HALL, Thomas (1747-1815), of Berwick-upon-Tweed, Northumb.

Published in The History of Parliament: the House of Commons 1790-1820, ed. R. Thorne, 1986
Available from Boydell and Brewer

Constituency

Dates

1802 - 5 Apr. 1803

Family and Education

bap. 12 July 1747,1 1st s. of William Hall, corn merchant, of Berwick-upon-Tweed by Margaret, da. of Thomas Balderston of Newwaterhaugh, nr. Berwick-upon-Tweed. m. (I) Margaret (d. July 1775), da. of George Richardson, step-da. of his uncle Thomas Hall, surgeon, of Berwick-upon-Tweed, s.p.s.; (2) 5 May 1778, Jane (d. Sept. 1781), da. of Marmaduke Grey of Kyloe, Northumb., 1s. 2da.; (3) Isabella Davison (d. May 1802), s.p. suc. fa. 1793.

Offices Held

Landing surveyor, port of London c.1784-c.90.

Mayor, Berwick-upon-Tweed 1793, 1796, 1799; maj. commdt. Berwick vols. 1794, Lt.-col. commdt. 1797, 1803.

Biography

Hall, whose father was three times mayor of Berwick, came from a family settled there since at least the early 18th century.
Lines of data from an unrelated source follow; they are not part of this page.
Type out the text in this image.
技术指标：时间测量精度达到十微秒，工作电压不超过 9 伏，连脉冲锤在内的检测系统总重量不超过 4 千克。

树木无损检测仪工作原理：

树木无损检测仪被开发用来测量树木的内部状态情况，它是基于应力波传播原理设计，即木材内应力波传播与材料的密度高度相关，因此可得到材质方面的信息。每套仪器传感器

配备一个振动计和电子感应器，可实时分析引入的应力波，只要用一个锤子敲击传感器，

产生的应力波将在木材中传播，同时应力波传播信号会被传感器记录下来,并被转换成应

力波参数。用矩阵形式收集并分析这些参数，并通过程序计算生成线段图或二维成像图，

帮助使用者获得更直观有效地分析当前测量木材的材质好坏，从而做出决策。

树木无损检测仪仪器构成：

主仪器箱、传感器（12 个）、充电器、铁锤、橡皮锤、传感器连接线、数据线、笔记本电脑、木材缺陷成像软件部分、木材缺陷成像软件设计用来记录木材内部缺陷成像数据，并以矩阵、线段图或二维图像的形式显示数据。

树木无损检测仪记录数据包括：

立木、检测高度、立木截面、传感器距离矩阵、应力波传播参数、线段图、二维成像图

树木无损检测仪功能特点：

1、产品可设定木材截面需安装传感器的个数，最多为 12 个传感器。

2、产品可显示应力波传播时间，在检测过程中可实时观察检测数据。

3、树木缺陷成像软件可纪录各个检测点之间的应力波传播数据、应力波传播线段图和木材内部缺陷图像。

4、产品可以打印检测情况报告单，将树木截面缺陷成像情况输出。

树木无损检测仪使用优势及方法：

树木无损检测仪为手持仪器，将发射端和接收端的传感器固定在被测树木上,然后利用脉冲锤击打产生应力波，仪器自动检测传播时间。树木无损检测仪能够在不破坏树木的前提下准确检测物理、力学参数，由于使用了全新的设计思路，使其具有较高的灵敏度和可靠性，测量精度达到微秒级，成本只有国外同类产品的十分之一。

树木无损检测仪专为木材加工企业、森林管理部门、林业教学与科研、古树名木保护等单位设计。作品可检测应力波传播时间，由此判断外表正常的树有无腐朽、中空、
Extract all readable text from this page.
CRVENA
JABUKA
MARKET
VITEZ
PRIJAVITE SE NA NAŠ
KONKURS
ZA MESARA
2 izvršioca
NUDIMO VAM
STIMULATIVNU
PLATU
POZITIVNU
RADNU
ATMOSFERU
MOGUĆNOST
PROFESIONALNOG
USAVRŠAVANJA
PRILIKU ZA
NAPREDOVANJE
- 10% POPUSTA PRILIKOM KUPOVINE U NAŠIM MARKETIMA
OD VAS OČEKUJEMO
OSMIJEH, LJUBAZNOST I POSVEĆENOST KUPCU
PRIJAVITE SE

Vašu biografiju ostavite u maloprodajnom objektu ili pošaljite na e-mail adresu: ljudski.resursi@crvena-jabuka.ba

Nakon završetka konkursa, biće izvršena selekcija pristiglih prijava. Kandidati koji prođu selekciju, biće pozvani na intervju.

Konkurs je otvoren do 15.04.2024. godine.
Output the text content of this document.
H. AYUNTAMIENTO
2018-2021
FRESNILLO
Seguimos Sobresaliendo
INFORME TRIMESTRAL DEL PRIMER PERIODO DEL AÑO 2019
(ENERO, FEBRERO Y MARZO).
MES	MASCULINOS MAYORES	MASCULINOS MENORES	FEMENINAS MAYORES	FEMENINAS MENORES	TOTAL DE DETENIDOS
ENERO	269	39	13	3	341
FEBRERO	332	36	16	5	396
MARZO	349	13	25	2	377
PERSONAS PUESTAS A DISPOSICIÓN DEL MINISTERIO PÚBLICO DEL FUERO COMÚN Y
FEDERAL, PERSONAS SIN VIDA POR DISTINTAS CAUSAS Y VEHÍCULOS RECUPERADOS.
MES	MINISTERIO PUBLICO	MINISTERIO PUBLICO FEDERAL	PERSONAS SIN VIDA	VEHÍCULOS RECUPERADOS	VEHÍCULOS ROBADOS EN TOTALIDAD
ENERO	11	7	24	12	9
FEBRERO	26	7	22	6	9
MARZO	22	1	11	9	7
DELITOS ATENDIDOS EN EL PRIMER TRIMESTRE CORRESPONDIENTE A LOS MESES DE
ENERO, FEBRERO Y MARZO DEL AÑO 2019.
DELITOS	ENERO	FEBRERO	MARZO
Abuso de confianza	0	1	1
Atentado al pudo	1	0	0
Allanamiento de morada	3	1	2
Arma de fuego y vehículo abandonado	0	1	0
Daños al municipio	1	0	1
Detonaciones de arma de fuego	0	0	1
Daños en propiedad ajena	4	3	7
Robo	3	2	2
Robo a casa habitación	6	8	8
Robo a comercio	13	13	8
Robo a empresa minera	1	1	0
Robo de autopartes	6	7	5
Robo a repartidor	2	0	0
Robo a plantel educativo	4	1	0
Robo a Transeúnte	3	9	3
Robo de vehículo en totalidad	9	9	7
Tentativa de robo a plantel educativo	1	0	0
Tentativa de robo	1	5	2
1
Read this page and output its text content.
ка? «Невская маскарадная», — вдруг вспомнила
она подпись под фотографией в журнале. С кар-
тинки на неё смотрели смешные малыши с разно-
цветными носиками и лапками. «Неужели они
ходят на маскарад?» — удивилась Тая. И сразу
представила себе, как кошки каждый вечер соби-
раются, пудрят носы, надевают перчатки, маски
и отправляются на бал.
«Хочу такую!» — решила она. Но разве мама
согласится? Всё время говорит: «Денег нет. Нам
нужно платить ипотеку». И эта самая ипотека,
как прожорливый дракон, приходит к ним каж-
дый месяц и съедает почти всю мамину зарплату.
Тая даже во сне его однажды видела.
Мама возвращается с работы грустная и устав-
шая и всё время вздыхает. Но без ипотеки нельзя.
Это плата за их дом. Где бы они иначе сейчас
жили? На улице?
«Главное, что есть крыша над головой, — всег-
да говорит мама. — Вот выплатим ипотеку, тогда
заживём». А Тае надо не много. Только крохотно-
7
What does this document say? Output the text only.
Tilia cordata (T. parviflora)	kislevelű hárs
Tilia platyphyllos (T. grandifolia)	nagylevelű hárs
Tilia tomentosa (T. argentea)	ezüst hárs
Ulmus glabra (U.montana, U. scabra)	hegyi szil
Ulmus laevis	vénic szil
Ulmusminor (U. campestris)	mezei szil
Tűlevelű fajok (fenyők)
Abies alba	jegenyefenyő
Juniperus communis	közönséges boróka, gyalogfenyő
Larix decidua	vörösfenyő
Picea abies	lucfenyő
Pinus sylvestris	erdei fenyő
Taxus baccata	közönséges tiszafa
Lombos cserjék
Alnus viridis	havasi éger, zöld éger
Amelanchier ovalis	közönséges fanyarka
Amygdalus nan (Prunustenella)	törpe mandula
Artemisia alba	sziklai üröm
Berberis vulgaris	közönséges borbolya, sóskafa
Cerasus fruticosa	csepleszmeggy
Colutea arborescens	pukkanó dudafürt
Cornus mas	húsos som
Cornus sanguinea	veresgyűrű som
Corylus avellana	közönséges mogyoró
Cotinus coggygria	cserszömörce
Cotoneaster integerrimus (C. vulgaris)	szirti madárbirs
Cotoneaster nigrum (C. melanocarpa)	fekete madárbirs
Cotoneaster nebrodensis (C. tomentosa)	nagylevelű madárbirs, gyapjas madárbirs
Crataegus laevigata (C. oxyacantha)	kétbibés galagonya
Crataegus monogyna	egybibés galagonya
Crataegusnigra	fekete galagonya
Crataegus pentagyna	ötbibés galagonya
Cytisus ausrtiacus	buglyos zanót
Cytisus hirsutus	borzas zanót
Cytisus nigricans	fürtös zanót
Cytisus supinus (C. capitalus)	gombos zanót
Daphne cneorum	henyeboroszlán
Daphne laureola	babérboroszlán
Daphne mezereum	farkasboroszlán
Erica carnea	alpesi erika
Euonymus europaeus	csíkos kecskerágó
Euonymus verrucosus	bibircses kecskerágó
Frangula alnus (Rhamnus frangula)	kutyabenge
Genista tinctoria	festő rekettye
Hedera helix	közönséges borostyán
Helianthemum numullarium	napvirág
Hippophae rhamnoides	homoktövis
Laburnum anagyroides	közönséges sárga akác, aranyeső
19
In the 1780s he was a landing surveyor in the port of London and when he joined the Whig Club on 15 Jan. 1788 his address was the Custom House. By 1792 he had moved to Stotford Hall, Northumberland, and between 1792 and 1799 seceded from the Club. He was active in Berwick politics in the 1790s, raised four companies of volunteers and in 1799 instigated a public campaign to promote his own candidature as a third man in opposition to the established interests of the Delaval family and Sir John Callander*, who described him as ‘my confidential friend, a person to whom I trusted the entire management of all my political business there’.2

Doubts were expressed as to Hall’s ability to stay the course in so expensive a constituency, and one of Delaval’s agents suspected that a canvassing journey to London in April 1801 was merely a pretext ‘to try to find a nabob to take the burden off his own shoulders which by this time, I presume, he finds is far too heavy for him to bear’.3 An alliance with a neighbouring gentleman, John Fordyce*, enabled him to head the poll in 1802, but he was unseated nine months later as a result of distributing tickets for entertainment during his canvass, a custom which he protested had been practised without punishment at Berwick for over 40 years. At the subsequent by-election he successfully brought forward Francis Sitwell in his place,4 but thereafter he is not known to have been active in local politics. By 1807 he was bankrupt. On 27 June 1809 he wrote to William Adam* from the Isle of Man for ‘pecuniary assistance’. He had been there over a year, ‘reduced to pinching poverty’.5 He died 10 May 1815.

Ref Volumes: 1790-1820

Author: J. M. Collinge

Notes

  • 1. Newcastle Central Lib. J. C. Hodgson mss peds. iv. 362; viii. 84, 296.
  • 2. SRO GD51/1/200/23.
  • 3. Northumb. RO, Delaval mss 2/ED 45/19, Todd to Delaval, 19 Apr. 1801.
  • 4. Newcastle Chron. 23 Apr. 1803.
  • 5. London Gazette (1807), 83; Blair Adam mss.